What? his eyebrows lifted him out of his seat? His eyebrows lifted why? In relation to what event?

In another scene two warriors are having a discussion about a runesword. The main character, Elric, holds out his hand – “Give it to me,” Elric said quickly.

And then they proceed to stand there and talk a while longer. Why did he have to say “Give it to me,” quickly? It is out of place, there is no action requiring him to ask for it quickly. He just stands there holding it for a few more minutes of conversation.

The book is full of such disjointed, out of context writing.

It is also the sort of work that could not be put into film unless all parts were acted out by drunken cross- dressers.
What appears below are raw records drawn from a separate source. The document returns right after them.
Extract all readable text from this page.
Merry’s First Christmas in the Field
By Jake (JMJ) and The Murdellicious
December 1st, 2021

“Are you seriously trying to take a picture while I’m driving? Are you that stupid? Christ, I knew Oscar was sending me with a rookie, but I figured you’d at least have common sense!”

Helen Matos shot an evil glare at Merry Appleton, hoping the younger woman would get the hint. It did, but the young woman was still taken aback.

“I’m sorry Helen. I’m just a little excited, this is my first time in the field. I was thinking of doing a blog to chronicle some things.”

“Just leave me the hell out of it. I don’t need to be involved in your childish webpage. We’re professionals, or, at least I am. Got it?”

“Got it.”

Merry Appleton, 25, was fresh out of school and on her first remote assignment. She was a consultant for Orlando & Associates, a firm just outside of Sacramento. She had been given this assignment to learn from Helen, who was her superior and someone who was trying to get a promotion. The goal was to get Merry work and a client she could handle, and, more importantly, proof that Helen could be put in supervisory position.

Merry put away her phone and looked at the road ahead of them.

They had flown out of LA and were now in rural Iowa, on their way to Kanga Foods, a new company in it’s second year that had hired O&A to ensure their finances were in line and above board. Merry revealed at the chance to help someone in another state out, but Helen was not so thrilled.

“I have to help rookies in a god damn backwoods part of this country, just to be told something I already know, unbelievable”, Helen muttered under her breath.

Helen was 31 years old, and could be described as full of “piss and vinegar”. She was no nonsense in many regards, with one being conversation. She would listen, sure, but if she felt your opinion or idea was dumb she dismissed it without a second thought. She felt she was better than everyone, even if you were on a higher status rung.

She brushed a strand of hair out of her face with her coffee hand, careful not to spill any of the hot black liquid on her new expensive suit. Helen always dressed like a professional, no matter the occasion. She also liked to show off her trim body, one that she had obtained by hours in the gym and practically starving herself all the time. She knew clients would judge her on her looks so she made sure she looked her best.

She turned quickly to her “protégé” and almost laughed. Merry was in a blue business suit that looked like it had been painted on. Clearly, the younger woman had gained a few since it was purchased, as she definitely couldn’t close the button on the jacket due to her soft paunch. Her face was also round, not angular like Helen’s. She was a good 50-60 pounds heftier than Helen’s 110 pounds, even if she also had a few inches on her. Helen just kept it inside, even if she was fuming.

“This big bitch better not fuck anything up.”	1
No one else could pull such laughable melodramatic seriousness. And the action, first this and then that, the world ends if you do this, the world will end if you do that. Literally the world will end. Within the first 20 pages we are buzzed into a full blown world war and extravagant backstory of Elric’s warrior ancestors and the rule of Chaos and blah, blah, blah.

I will finish it. It is not a hard read, and the book doesn’t let you vest any emotion in any of the characters so you slam through it. Can’t remember a character (ah, and it comes with numerous lands, people and gods that share a single characteristic – goofy names that are hard to retain or pronounce, and they are made up so you can’t go look in the dictionary) who cares! Just pay attention to the albino hero, Elric. He will succeed or he won’t – screw it on to the next book!

Not bad if you know you are going into pretty much worthless cheese.